HT: Where does your interest in piano come from?
Jose Gavilondo: I started studying the instrument at the Manuel Samuel conservatory. I completed basic piano training there. Later, at the Amadeo Roldan music academy, I took some music theory. I then enrolled at the Higher Institute for the Arts (ISA), where I studied composition.
HT: Do you mean to say that creative work is yet another of your professional interests?
JG: Yes, of course. I’ve been composing for 10 years now.
HT: In addition to composing for folk musicians, do you devote any time to your own projects?
JG: I have several projects, or dreams (I don’t know what to call them), where I want to do more personal things, for concert music.
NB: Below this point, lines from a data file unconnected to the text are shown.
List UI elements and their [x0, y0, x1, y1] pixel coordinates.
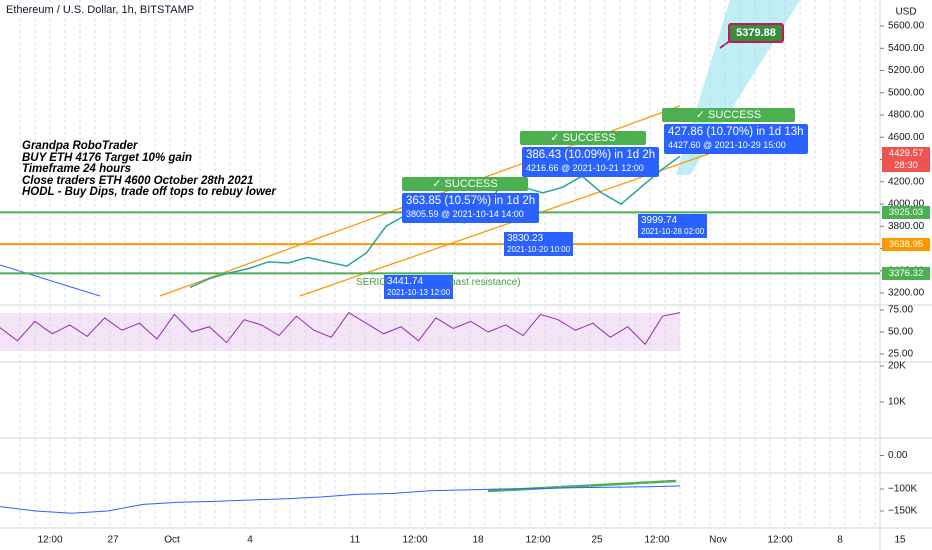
- success-label: ✓ SUCCESS: [520, 131, 646, 145]
- panel-tick-label: 75.00: [888, 305, 913, 316]
- y-tick-label: 3800.00: [888, 221, 925, 232]
- x-tick-label: 15: [894, 535, 906, 546]
- panel-tick-label: 10K: [888, 397, 906, 408]
- gain-box: 386.43 (10.09%) in 1d 2h 4216.66 @ 2021-1…: [522, 147, 660, 177]
- x-tick-label: Nov: [709, 535, 727, 546]
- point-price: 3441.74: [387, 276, 424, 287]
- trendline: [0, 264, 101, 297]
- point-label: 3999.74 2021-10-28 02:00: [638, 214, 708, 238]
- y-tick-label: 4600.00: [888, 132, 925, 143]
- last-price: 4429.57: [882, 147, 930, 161]
- y-tick-label: 4800.00: [888, 110, 925, 121]
- x-tick-label: 11: [350, 535, 361, 546]
- point-time: 2021-10-20 10:00: [507, 245, 571, 254]
- level-label: 3925.03: [882, 205, 930, 219]
- panel-tick-label: 50.00: [888, 327, 913, 338]
- x-tick-label: 12:00: [525, 535, 550, 546]
- resistance-text: past resistance): [450, 277, 521, 288]
- x-tick-label: 25: [591, 535, 603, 546]
- obv-line: [0, 485, 681, 514]
- y-tick-label: 4200.00: [888, 176, 925, 187]
- countdown: 28:30: [882, 159, 930, 173]
- rsi-band: [0, 313, 680, 351]
- note: Grandpa RoboTrader BUY ETH 4176 Target 1…: [22, 140, 276, 199]
- panel-tick-label: −100K: [888, 484, 918, 495]
- x-tick-label: 27: [107, 535, 119, 546]
- point-time: 2021-10-13 12:00: [387, 288, 451, 297]
- x-tick-label: 12:00: [402, 535, 427, 546]
- serio-text: SERIO: [356, 277, 388, 288]
- panel-tick-label: −150K: [888, 506, 918, 517]
- note-line: Timeframe 24 hours: [22, 163, 132, 175]
- note-line: Close traders ETH 4600 October 28th 2021: [22, 174, 254, 187]
- gain-detail: 4427.60 @ 2021-10-29 15:00: [668, 140, 786, 150]
- target-label: 5379.88: [728, 23, 784, 43]
- note-line: HODL - Buy Dips, trade off tops to rebuy…: [22, 186, 276, 198]
- point-label: 3830.23 2021-10-20 10:00: [504, 232, 574, 256]
- y-tick-label: 3200.00: [888, 288, 925, 299]
- gain: 427.86 (10.70%) in 1d 13h: [668, 126, 804, 138]
- y-tick-label: 4000.00: [888, 199, 925, 210]
- y-tick-label: 5600.00: [888, 21, 925, 32]
- level-label: 3638.95: [882, 237, 930, 251]
- gain-box: 363.85 (10.57%) in 1d 2h 3805.59 @ 2021-1…: [402, 193, 540, 223]
- success-label: ✓ SUCCESS: [662, 108, 795, 122]
- panel-tick-label: 20K: [888, 361, 906, 372]
- currency: USD: [895, 7, 916, 18]
- gain-detail: 4216.66 @ 2021-10-21 12:00: [526, 163, 644, 173]
- point-price: 3999.74: [641, 215, 678, 226]
- point-price: 3830.23: [507, 233, 544, 244]
- x-tick-label: 18: [472, 535, 484, 546]
- level-label: 3376.32: [882, 266, 930, 280]
- y-tick-label: 5000.00: [888, 87, 925, 98]
- gain-detail: 3805.59 @ 2021-10-14 14:00: [406, 209, 524, 219]
- x-tick-label: 12:00: [644, 535, 669, 546]
- gain: 386.43 (10.09%) in 1d 2h: [526, 149, 656, 161]
- gain-box: 427.86 (10.70%) in 1d 13h 4427.60 @ 2021-…: [664, 124, 808, 154]
- x-tick-label: 4: [247, 535, 253, 546]
- obv-trendline: [487, 479, 677, 493]
- x-tick-label: 8: [837, 535, 843, 546]
- gain: 363.85 (10.57%) in 1d 2h: [406, 195, 536, 207]
- panel-tick-label: 25.00: [888, 349, 913, 360]
- point-label: 3441.74 2021-10-13 12:00: [384, 275, 454, 299]
- y-tick-label: 5400.00: [888, 43, 925, 54]
- note-line: BUY ETH 4176 Target 10% gain: [22, 151, 193, 164]
- success-label: ✓ SUCCESS: [402, 177, 528, 191]
- note-line: Grandpa RoboTrader: [22, 140, 138, 152]
- chart-title: Ethereum / U.S. Dollar, 1h, BITSTAMP: [6, 4, 195, 16]
- x-tick-label: 12:00: [767, 535, 792, 546]
- panel-tick-label: 0.00: [888, 450, 908, 461]
- y-tick-label: 5200.00: [888, 65, 925, 76]
- point-time: 2021-10-28 02:00: [641, 227, 705, 236]
- rsi-line: [0, 311, 681, 346]
- x-tick-label: Oct: [164, 535, 180, 546]
- x-tick-label: 12:00: [37, 535, 62, 546]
I also have other personal projects in genres like fusion, alternative and electronic music. But that’s for further down the road. Right now, I’m focused on my work with folk musicians and other artists who invite me to become a part of their projects.
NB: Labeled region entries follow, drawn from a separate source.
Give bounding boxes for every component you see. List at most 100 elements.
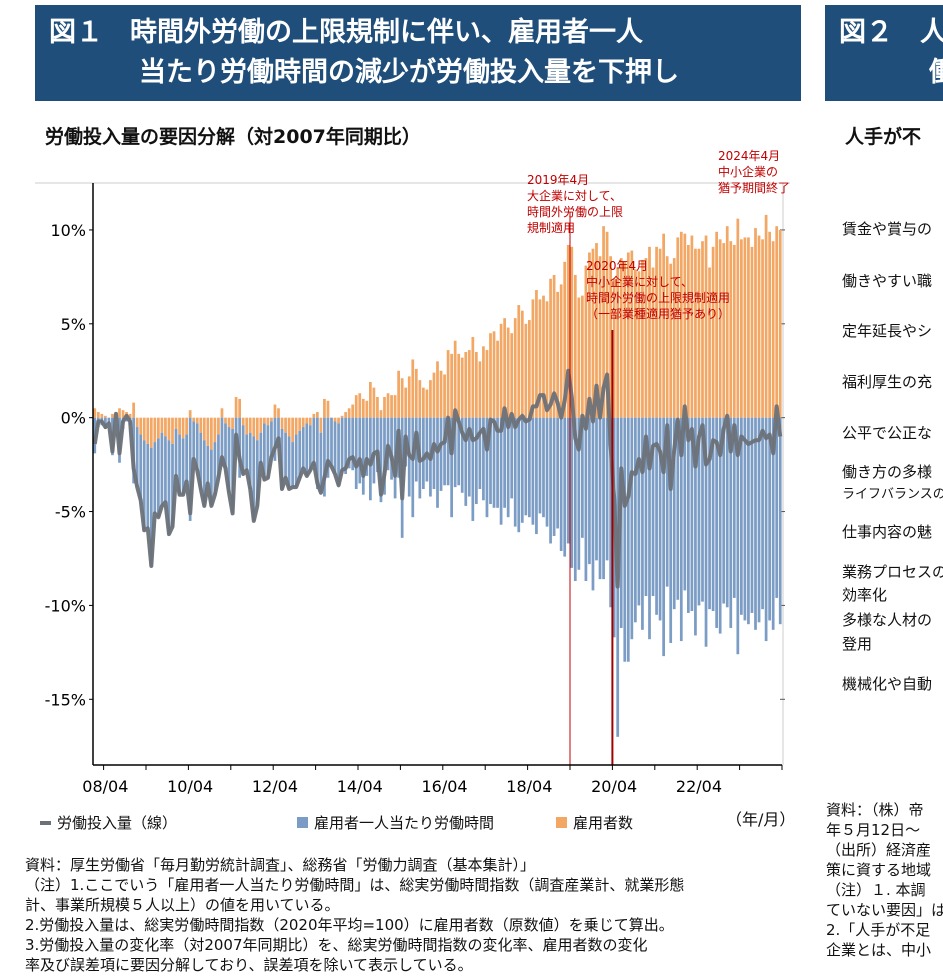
bar-hours bbox=[213, 442, 217, 495]
bar-employees bbox=[556, 291, 559, 418]
bar-hours bbox=[432, 417, 436, 490]
bar-employees bbox=[535, 290, 538, 418]
bar-hours bbox=[771, 417, 775, 630]
bar-employees bbox=[386, 393, 390, 418]
bar-hours bbox=[630, 417, 634, 640]
bar-hours bbox=[563, 417, 567, 557]
bar-hours bbox=[149, 447, 153, 566]
bar-employees bbox=[270, 417, 273, 422]
bar-employees bbox=[446, 350, 450, 418]
bar-hours bbox=[588, 417, 591, 565]
bar-employees bbox=[316, 412, 319, 418]
fig2-item: 働きやすい職 bbox=[842, 272, 933, 290]
bar-employees bbox=[549, 278, 552, 418]
bar-employees bbox=[411, 359, 415, 418]
bar-hours bbox=[718, 417, 722, 634]
legend-label: 雇用者一人当たり労働時間 bbox=[314, 814, 495, 832]
bar-employees bbox=[595, 243, 598, 418]
bar-employees bbox=[764, 214, 768, 418]
bar-employees bbox=[651, 267, 655, 418]
bar-hours bbox=[319, 432, 323, 493]
note-line: 資料：（株）帝 bbox=[826, 801, 924, 819]
bar-hours bbox=[354, 417, 358, 490]
bar-hours bbox=[626, 417, 630, 662]
bar-employees bbox=[181, 417, 185, 439]
bar-employees bbox=[185, 417, 188, 435]
bar-employees bbox=[485, 350, 489, 418]
bar-hours bbox=[291, 442, 294, 488]
bar-hours bbox=[443, 417, 446, 486]
bar-employees bbox=[344, 412, 347, 418]
bar-employees bbox=[559, 284, 563, 418]
bar-employees bbox=[280, 417, 284, 429]
bar-hours bbox=[605, 417, 609, 561]
bar-hours bbox=[573, 417, 577, 582]
bar-employees bbox=[425, 389, 429, 418]
bar-employees bbox=[174, 417, 178, 429]
bar-employees bbox=[164, 417, 167, 437]
bar-employees bbox=[248, 417, 252, 433]
bar-employees bbox=[482, 346, 485, 418]
x-tick-label: 08/04 bbox=[82, 777, 128, 796]
bar-employees bbox=[301, 417, 305, 428]
bar-hours bbox=[453, 417, 457, 488]
bar-hours bbox=[263, 423, 266, 480]
bar-employees bbox=[453, 340, 457, 418]
bar-employees bbox=[701, 241, 704, 418]
bar-hours bbox=[139, 434, 143, 501]
bar-employees bbox=[171, 417, 174, 444]
note-line: 企業とは、中小 bbox=[826, 941, 932, 959]
note-line: 策に資する地域 bbox=[826, 861, 932, 879]
bar-employees bbox=[443, 374, 446, 418]
fig2-item: 多様な人材の bbox=[842, 611, 933, 629]
bar-hours bbox=[390, 417, 393, 480]
bar-employees bbox=[605, 231, 609, 418]
series-line-labor-input bbox=[92, 368, 783, 589]
bar-employees bbox=[630, 250, 634, 418]
bar-hours bbox=[690, 417, 694, 612]
bar-employees bbox=[369, 382, 372, 418]
bar-employees bbox=[224, 417, 227, 424]
bar-hours bbox=[301, 427, 305, 469]
bar-hours bbox=[581, 417, 584, 538]
bar-employees bbox=[704, 235, 708, 418]
bar-employees bbox=[312, 413, 316, 418]
bar-employees bbox=[178, 417, 181, 435]
bar-employees bbox=[499, 323, 503, 418]
bar-hours bbox=[475, 417, 478, 505]
bar-hours bbox=[566, 417, 570, 544]
bar-employees bbox=[648, 246, 651, 418]
bar-hours bbox=[740, 417, 743, 615]
x-tick-label: 14/04 bbox=[337, 777, 383, 796]
bar-hours bbox=[241, 425, 245, 474]
bar-employees bbox=[354, 395, 358, 418]
bar-employees bbox=[326, 400, 330, 418]
bar-hours bbox=[294, 434, 298, 488]
bar-hours bbox=[747, 417, 750, 625]
bar-employees bbox=[104, 415, 107, 418]
x-tick-label: 22/04 bbox=[676, 777, 722, 796]
bar-hours bbox=[496, 417, 499, 508]
bar-employees bbox=[414, 368, 418, 418]
bar-hours bbox=[482, 417, 485, 501]
bar-hours bbox=[669, 417, 673, 643]
note-line: 2.労働投入量は、総実労働時間指数（2020年平均=100）に雇用者数（原数値）… bbox=[25, 916, 674, 934]
bar-employees bbox=[478, 361, 482, 418]
bar-employees bbox=[634, 269, 637, 418]
bar-hours bbox=[535, 417, 538, 535]
bar-hours bbox=[683, 417, 687, 591]
bar-employees bbox=[619, 258, 623, 418]
chart-subtitle: 労働投入量の要因分解（対2007年同期比） bbox=[45, 126, 421, 148]
annotation-2024: 2024年4月 中小企業の 猶予期間終了 bbox=[718, 149, 791, 195]
bar-hours bbox=[644, 417, 648, 597]
bar-employees bbox=[747, 237, 750, 418]
bar-hours bbox=[171, 443, 174, 527]
bar-hours bbox=[422, 417, 425, 490]
figure1-title-line1: 図１ 時間外労働の上限規制に伴い、雇用者一人 bbox=[49, 17, 643, 48]
bar-hours bbox=[549, 417, 552, 544]
bar-hours bbox=[725, 417, 729, 608]
bar-employees bbox=[542, 295, 545, 418]
bar-hours bbox=[316, 417, 319, 490]
bar-employees bbox=[626, 252, 630, 418]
HT: Of all these genres, do you have any specific preference?
JG: I don’t believe I have a particular preference. It’s true I’ve been more closely involved with concert music, but I like jazz and alternative music a lot as well. I don’t think I have a preference as such, I like everything as much as the arrangements I compose for folk musicians.
HT: One of those folk musicians is Ariel Diaz.
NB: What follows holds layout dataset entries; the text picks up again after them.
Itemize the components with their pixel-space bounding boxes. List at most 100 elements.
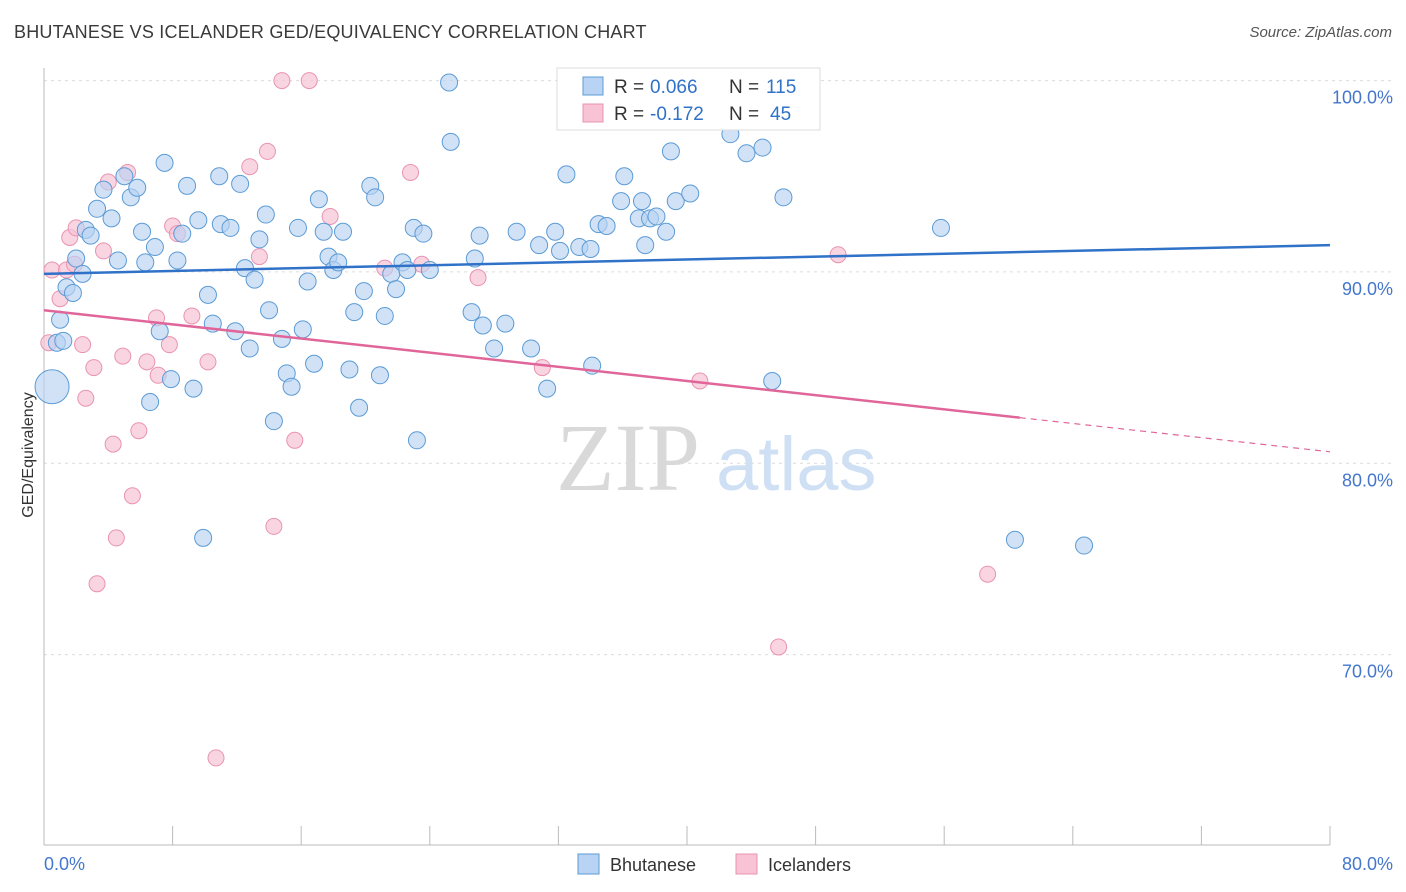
bhutanese-point	[522, 339, 541, 358]
bhutanese-point	[557, 165, 576, 184]
legend-icelanders-label: Icelanders	[768, 855, 851, 875]
icelanders-point	[114, 347, 132, 365]
legend-r-value-1: 0.066	[650, 77, 698, 98]
bhutanese-point	[67, 249, 86, 268]
bhutanese-point	[551, 241, 570, 260]
bhutanese-point	[441, 132, 460, 151]
icelanders-point	[43, 261, 61, 279]
bhutanese-point	[145, 238, 164, 257]
icelanders-point	[160, 336, 178, 354]
bhutanese-point	[581, 239, 600, 258]
watermark-zip: ZIP	[556, 404, 700, 511]
bhutanese-point	[345, 303, 364, 322]
bhutanese-point	[333, 222, 352, 241]
bhutanese-point	[470, 226, 489, 245]
bhutanese-point	[184, 379, 203, 398]
y-tick-label: 70.0%	[1342, 662, 1393, 682]
icelanders-point	[258, 142, 276, 160]
bhutanese-point	[63, 283, 82, 302]
y-axis-title: GED/Equivalency	[20, 392, 37, 517]
bhutanese-point	[597, 217, 616, 236]
legend-r-label-1: R =	[614, 77, 644, 98]
watermark-atlas: atlas	[716, 422, 877, 507]
bhutanese-point	[309, 190, 328, 209]
stats-legend: R = 0.066 N = 115 R = -0.172 N = 45	[556, 67, 821, 131]
bhutanese-point	[1005, 530, 1024, 549]
bhutanese-point	[128, 178, 147, 197]
legend-swatch-blue	[582, 76, 604, 96]
bhutanese-point	[350, 398, 369, 417]
icelanders-point	[300, 72, 318, 90]
bhutanese-point	[198, 285, 217, 304]
bhutanese-point	[108, 251, 127, 270]
bhutanese-point	[931, 218, 950, 237]
icelanders-point	[77, 389, 95, 407]
bhutanese-point	[264, 412, 283, 431]
y-tick-labels: 70.0% 80.0% 90.0% 100.0%	[1332, 88, 1393, 682]
bhutanese-point	[136, 253, 155, 272]
bhutanese-point	[94, 180, 113, 199]
icelanders-point	[104, 435, 122, 453]
bhutanese-point	[194, 528, 213, 547]
bhutanese-point	[245, 270, 264, 289]
bhutanese-point	[354, 282, 373, 301]
icelanders-point	[321, 207, 339, 225]
bhutanese-point	[288, 218, 307, 237]
bhutanese-point	[88, 199, 107, 218]
source-label: Source: ZipAtlas.com	[1249, 24, 1392, 41]
icelanders-point	[241, 158, 259, 176]
bhutanese-point	[753, 138, 772, 157]
bhutanese-point	[612, 192, 631, 211]
bhutanese-point	[178, 176, 197, 195]
bhutanese-point	[657, 222, 676, 241]
bhutanese-point	[150, 322, 169, 341]
icelanders-point	[199, 353, 217, 371]
y-tick-label: 80.0%	[1342, 470, 1393, 490]
bhutanese-point	[260, 301, 279, 320]
bhutanese-point	[314, 222, 333, 241]
icelanders-point	[74, 336, 92, 354]
bhutanese-point	[763, 371, 782, 390]
icelanders-point	[286, 431, 304, 449]
bhutanese-point	[1075, 536, 1094, 555]
series-icelanders	[40, 72, 997, 767]
bhutanese-point	[173, 224, 192, 243]
icelanders-point	[829, 246, 847, 264]
bhutanese-trend-line	[43, 243, 1331, 276]
bhutanese-point	[282, 377, 301, 396]
bhutanese-point	[305, 354, 324, 373]
bhutanese-point	[774, 188, 793, 207]
icelanders-point	[207, 749, 225, 767]
bhutanese-point	[54, 331, 73, 350]
icelanders-point	[107, 529, 125, 547]
icelanders-point	[250, 248, 268, 266]
icelanders-point	[123, 487, 141, 505]
bhutanese-point	[473, 316, 492, 335]
bhutanese-point	[298, 272, 317, 291]
bhutanese-point	[340, 360, 359, 379]
bhutanese-point	[81, 226, 100, 245]
icelanders-point	[273, 72, 291, 90]
legend-bhutanese-swatch	[577, 853, 600, 875]
legend-n-label-1: N =	[729, 77, 759, 98]
bhutanese-point	[168, 251, 187, 270]
bhutanese-point	[370, 366, 389, 385]
bhutanese-point	[661, 142, 680, 161]
bhutanese-point	[737, 144, 756, 163]
x-tick-label-max: 80.0%	[1342, 854, 1393, 874]
icelanders-point	[770, 638, 788, 656]
bhutanese-point	[210, 167, 229, 186]
bhutanese-point	[666, 192, 685, 211]
bhutanese-point	[141, 393, 160, 412]
bhutanese-point	[414, 224, 433, 243]
bhutanese-point	[240, 339, 259, 358]
bhutanese-point	[440, 73, 459, 92]
icelanders-point	[88, 575, 106, 593]
bhutanese-point	[387, 280, 406, 299]
series-legend: Bhutanese Icelanders	[577, 853, 851, 875]
y-tick-label: 100.0%	[1332, 88, 1393, 108]
bhutanese-point	[538, 379, 557, 398]
icelanders-trend-line	[43, 308, 1020, 419]
bhutanese-point	[615, 167, 634, 186]
icelanders-point	[138, 353, 156, 371]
JG: We’ve been working together for some years now, staging concerts together. We put together a project that was a bit odd for the genre, where the performer never parts with their guitar, an album with a piano and song called Pianisimo. It included 10 new and old songs by Ariel, including an instrumental piece of mine. I did the arrangements and played the piano.
HT: What have different folk musicians contributed to your development as an artist?
JG: There are things they have in common, but every piece is a completely new challenge. I entered the folk music world thanks to Heydi Igualada. She and I put together the band Trevol de Ciudad. We recorded an album titled Camino, a very nice experience, incidentally.
HT: Do you consider yourself a jazz musician?
JG: I am not a jazz musician. In a country with so many good jazz musicians as Cuba, if you aren’t willing to devote yourself to the genre, you shouldn’t do it. I can’t deny, however, that I am influenced by jazz, that’s inevitable.